Теперь нерешимость моя исчезла, и я так же, как и брат мой, начала основывать кое-какие надежды на успех моих записок.

<…>[759

] На новой квартире своей я живу под облаками; мне достался номер в четвертом этаже!.. Что подумает Александр Сергеевич, когда увидит, сколько лестниц надобно будет пройти ему?.. Однако ж нечего делать!.. К лучшим номерам приступу нет, по крайности для меня, потому что у меня осталось только двести рублей, а в виду ничего еще покамест; хорошо, если Пушкин отдаст мне мою тысячу рублей теперь же, а если нет?..[760

]

Я написала к Александру Сергеевичу коротенькую записочку, в которой уведомляла его просто, что я в Петербурге, квартирую вот тут-то.

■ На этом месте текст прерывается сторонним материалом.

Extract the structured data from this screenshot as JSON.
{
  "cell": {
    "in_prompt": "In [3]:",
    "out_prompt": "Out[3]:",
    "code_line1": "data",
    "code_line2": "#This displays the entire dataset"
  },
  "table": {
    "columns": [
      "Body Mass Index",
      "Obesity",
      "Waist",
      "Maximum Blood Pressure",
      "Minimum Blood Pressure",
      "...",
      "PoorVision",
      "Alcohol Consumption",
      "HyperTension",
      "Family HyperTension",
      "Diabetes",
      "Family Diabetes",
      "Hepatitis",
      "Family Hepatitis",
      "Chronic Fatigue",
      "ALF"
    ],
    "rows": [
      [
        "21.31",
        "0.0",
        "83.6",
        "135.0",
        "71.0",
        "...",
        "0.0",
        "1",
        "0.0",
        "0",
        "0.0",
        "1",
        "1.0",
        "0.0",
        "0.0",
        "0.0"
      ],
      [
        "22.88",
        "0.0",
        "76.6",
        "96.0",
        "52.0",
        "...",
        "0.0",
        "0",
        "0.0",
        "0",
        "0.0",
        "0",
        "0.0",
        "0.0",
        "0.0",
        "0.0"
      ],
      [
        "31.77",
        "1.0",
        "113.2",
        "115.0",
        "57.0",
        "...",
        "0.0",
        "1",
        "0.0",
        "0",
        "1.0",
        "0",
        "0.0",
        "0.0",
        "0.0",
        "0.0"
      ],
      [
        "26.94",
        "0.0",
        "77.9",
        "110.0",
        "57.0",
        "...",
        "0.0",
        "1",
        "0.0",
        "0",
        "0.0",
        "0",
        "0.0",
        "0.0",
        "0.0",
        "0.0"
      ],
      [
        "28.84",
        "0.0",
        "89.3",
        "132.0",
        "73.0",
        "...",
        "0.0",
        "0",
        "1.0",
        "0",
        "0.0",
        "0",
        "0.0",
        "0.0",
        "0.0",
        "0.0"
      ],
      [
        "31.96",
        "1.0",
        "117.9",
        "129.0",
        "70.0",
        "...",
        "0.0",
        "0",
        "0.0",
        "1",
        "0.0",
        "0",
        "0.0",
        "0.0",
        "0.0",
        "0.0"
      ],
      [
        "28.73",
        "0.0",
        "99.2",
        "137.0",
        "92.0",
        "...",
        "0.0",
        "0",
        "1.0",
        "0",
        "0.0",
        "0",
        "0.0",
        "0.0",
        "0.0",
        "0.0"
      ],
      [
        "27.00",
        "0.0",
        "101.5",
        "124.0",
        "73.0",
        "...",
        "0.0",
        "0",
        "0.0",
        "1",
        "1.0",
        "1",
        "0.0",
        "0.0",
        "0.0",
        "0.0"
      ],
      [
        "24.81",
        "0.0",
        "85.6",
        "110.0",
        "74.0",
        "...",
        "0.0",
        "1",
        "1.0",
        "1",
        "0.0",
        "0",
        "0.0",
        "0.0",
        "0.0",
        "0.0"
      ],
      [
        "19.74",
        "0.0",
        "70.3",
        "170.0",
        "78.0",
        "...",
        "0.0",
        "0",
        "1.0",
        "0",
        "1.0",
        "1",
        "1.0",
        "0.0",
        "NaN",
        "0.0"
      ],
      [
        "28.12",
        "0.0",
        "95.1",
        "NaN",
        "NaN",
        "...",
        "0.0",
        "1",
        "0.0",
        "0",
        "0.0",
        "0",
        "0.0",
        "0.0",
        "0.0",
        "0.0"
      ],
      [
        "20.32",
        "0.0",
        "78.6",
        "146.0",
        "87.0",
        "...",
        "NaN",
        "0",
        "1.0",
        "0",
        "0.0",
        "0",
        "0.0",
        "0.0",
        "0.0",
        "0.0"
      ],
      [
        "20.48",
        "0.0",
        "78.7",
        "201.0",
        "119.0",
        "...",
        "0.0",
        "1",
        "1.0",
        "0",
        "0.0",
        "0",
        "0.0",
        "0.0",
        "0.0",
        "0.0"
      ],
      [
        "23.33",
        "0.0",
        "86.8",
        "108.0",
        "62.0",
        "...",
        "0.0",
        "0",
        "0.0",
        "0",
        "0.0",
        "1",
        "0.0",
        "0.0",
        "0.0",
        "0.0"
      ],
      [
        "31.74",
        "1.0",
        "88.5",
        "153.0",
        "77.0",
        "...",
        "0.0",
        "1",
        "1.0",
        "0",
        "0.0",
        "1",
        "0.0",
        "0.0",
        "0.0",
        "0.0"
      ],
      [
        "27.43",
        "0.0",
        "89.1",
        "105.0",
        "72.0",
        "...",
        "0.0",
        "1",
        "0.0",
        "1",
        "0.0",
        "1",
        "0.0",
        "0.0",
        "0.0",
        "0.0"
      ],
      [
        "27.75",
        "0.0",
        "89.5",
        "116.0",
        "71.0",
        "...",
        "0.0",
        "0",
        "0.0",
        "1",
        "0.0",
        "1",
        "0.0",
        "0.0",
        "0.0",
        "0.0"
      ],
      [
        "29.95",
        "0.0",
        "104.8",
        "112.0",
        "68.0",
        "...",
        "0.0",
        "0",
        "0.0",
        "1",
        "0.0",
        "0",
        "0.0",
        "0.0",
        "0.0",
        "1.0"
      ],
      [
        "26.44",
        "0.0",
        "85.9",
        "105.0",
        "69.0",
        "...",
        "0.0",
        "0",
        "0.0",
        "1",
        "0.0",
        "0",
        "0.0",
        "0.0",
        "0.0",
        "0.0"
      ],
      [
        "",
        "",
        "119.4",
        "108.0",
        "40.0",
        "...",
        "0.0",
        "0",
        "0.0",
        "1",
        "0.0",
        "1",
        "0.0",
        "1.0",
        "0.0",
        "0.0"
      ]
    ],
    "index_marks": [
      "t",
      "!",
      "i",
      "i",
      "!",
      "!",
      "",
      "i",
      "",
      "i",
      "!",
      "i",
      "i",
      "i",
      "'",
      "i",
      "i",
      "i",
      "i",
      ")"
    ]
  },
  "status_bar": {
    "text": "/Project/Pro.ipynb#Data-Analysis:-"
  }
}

На другой день, в половине первого часа, карета знаменитого поэта нашего остановилась у подъезда; я покраснела, представляя себе, как он взносится с лестницы на лестницу и удивляется, не видя им конца!.. но вот отворилась дверь в прихожую!.. я жду с любопытством и нетерпением!.. отворяется дверь, и ко мне… но это еще пока мой Тишка; он говорит мне шепотом и вытянувшись: «Александр Сергеевич Пушкин!» — «Проси!..» Входит Александр Сергеевич!.. к этим словам прибавить нечего!..

Я не буду повторять тех похвал, какими вежливый писатель и поэт осыпал слог моих записок, полагая, что в этом случае он говорил тем языком, каким обыкновенно люди образованные говорят с дамами… Впрочем, любезный гость мой приходил в приметное замешательство всякой раз, когда я, рассказывая что-нибудь относящееся ко мне, говорила: «был!… пришел!… пошел!… увидел!…» Долговременная привычка употреблять «ъ» вместо «а» делала для меня эту перемену очень обыкновенною, и я продолжала разговаривать, нисколько не затрудняясь своею ролею, обратившеюся мне уже в природу! Наконец Пушкин поспешил кончить и посещение и разговор, начинавшийся делаться для него до крайности трудным.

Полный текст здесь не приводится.